A look at the product page of the Galaxy Note 9 shows Samsung's key points. A full-time battery. 512GB of high-end memory (and the potential of an additional 512GB through the microSD expansion slot), a gaming-friendly handset, full front-glass full screen, and the use of the S-Pen stylus.

Tim Cook's iterative update for the iPhone X can counteract all these issues.

For more comparisons between the two large screened handsets, see Forbes here.

Apple's Long Planned Services Upgrade

Following discussions about Apple removing affiliate marketing payments to third-party sites and withholding more money for the services division, Kif Leswing reports Apple's efforts Encourage Developers to Get Out of Banks Evaluate apps for subscription-based services. Jeremy Horowitz reflects on Cupertino's preferred model:

According to the report, Apple has quietly moved developers to convert one-time app purchases to recurring drawings on customer accounts. In addition to handling their own bank accounts, Apple wants to create "sustainable business models, rather than sell high-quality software for a few dollars or monetize it through advertising."

One challenge is that many of the customer-bought apps are tools that they use only intermittently, so they are unwilling to pay high prices or maintenance fees to keep the tools up-to-date. While some development dollars are moving toward adding features, others are certainly looking to optimize apps to meet frequent Apple OS, API, and device changes.

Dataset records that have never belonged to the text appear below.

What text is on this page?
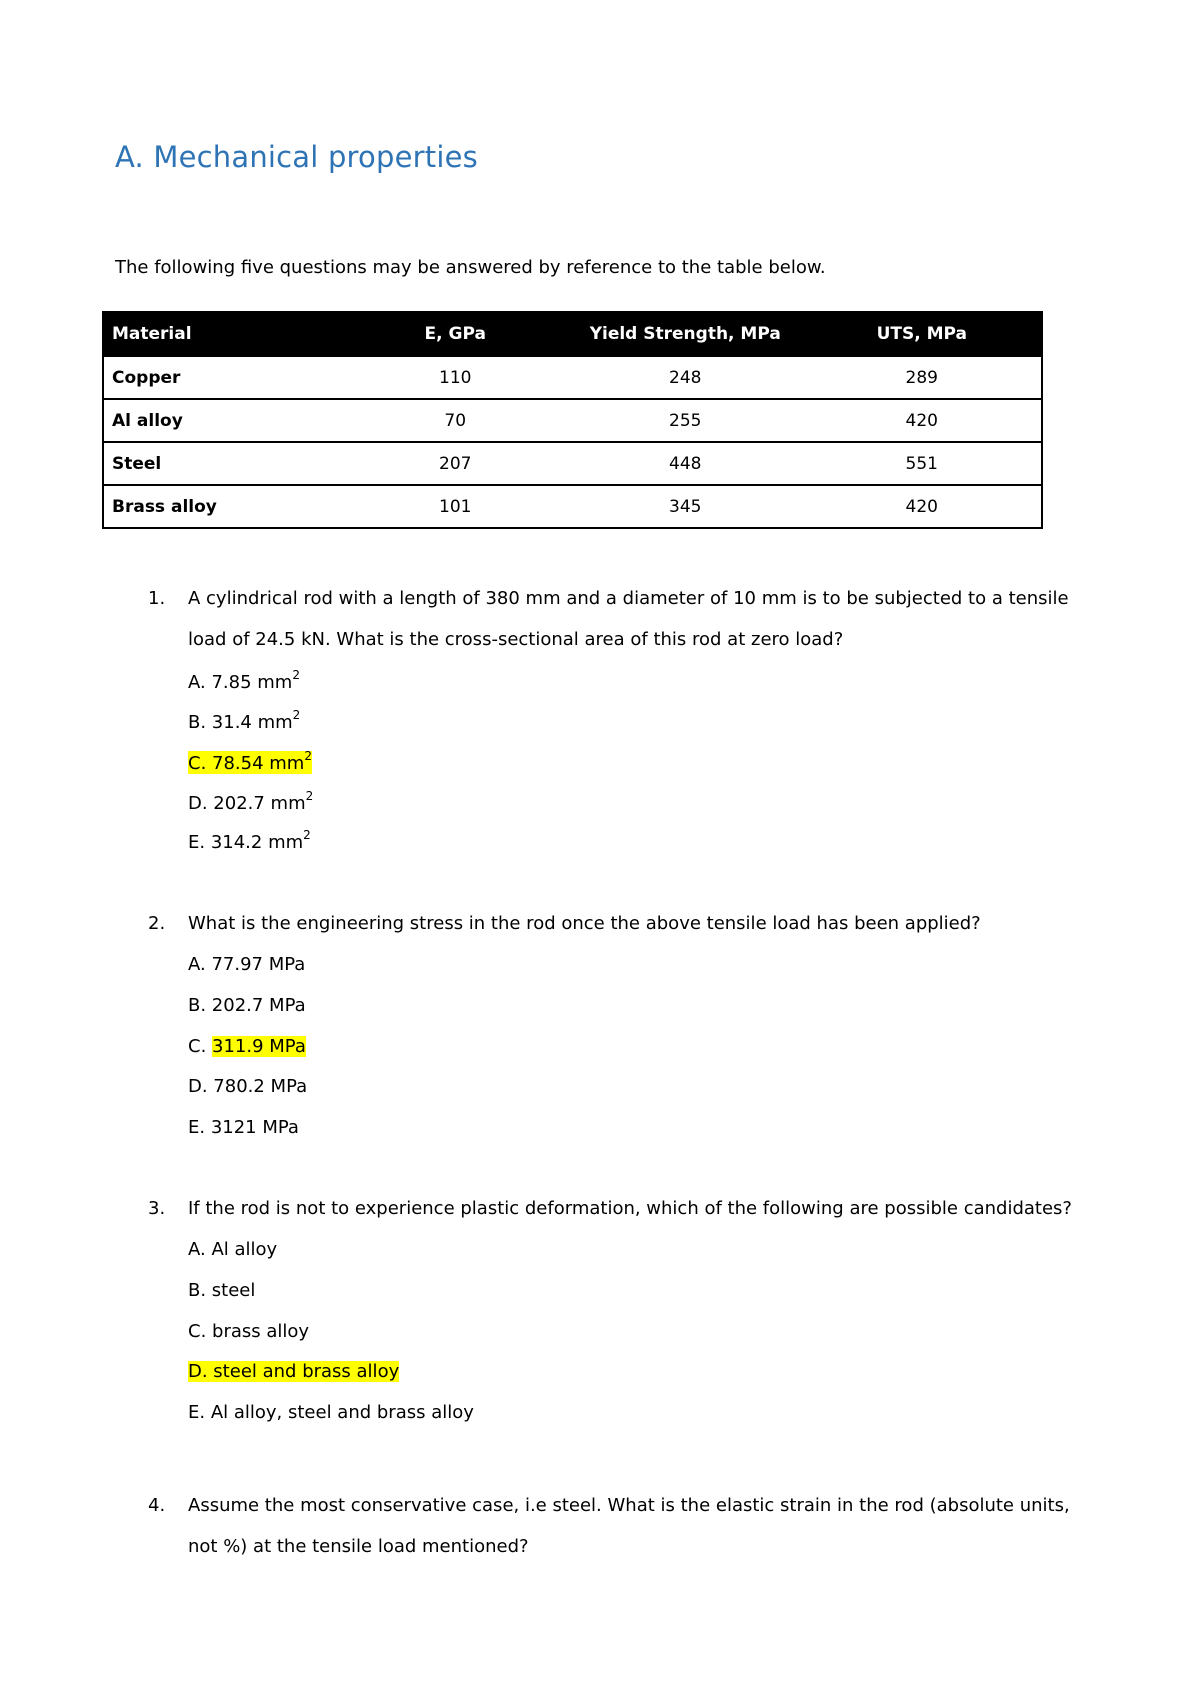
A. Mechanical properties

The following five questions may be answered by reference to the table below.

Material	E, GPa	Yield Strength, MPa	UTS, MPa
Copper	110	248	289
Al alloy	70	255	420
Steel	207	448	551
Brass alloy	101	345	420
1. A cylindrical rod with a length of 380 mm and a diameter of 10 mm is to be subjected to a tensile
load of 24.5 kN. What is the cross-sectional area of this rod at zero load?
A. 7.85 $mm^2$
B. 31.4 $mm^2$
C. 78.54 $mm^2$
D. 202.7 $mm^2$
E. 314.2 $mm^2$
2. What is the engineering stress in the rod once the above tensile load has been applied?
A. 77.97 MPa
B. 202.7 MPa
C. 311.9 MPa
D. 780.2 MPa
E. 3121 MPa
3. If the rod is not to experience plastic deformation, which of the following are possible candidates?
A. Al alloy
B. steel
C. brass alloy
D. steel and brass alloy
E. Al alloy, steel and brass alloy
4. Assume the most conservative case, i.e steel. What is the elastic strain in the rod (absolute units,
not %) at the tensile load mentioned?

More about the VentureBeat story.

Apple CEO Tim Cook (R) previews a MacBook Pro during a launch at Apple's headquarters in Cupertino, California (Photo: Josh Edelson / AFP / Getty Images)

The return of the air

Will Apple refresh the MacBook Air? Hints in the supply line indicate that a new "cheap" MacBook with Kaby Lake technology is on the way. Is the laptop that Apple could never quite kill, get up again? I picked up the story this week:

Apple had countless ways to end the MacBook Air line-up and go all-in with MacBook and MacBook Pro as two main lines, but each time it did not. The higher price of the base MacBook speaks for a reason. The MacBook Air remains an attractive option for a tireless business as a relatively inexpensive (relative) Mac notebook, but it also gives the MacBook Air the ability to be a zombie product – unloved by all but the Spectators Streams

More here on Forbes.

And finally …

While Apple floats in the glow (eventually) to exceed the trillion dollar valuation of the enterprise, it is worth not only to remember it is for the money there, but it will fight for so many cents to stay in Cupertino's chests as possible. And if that means arguing that property around Apple Park is worth $ 200 and not $ 1 billion, as suggested by the tax office, then so be it. Catherine Ho Investigates

In Santa Clara County, Apple is the leading Appeler of the taxpayer, with 489 open cases dating back to 2004, disputeing $ 8.5 billion in real estate value, according to the Assessor office. Apple is the county's largest taxpayer and pays $ 56 million in the 2017-18 tax year

… Some claims reflect extreme differences in estimated values. In a complaint in 2015, Apple said that a cluster of real estate in and around Apple Park in Cupertino, which the valuer worth 1 billion dollars was worth only 200 dollars. In another case, the valuer's estimate, which was estimated at US $ 384 million, was $ 200, according to Apple.

More in the SF Chronicle, and a hat for the 9to5Mac.

Apple Loop brings you seven days of highlights every weekend here on Forbes. Do not forget to follow me, so you will not miss any coverage in the future. Last week's Apple Loop can be read here, or this week's Loop & # 39; s sister column, Android Circuit, is also available on Forbes.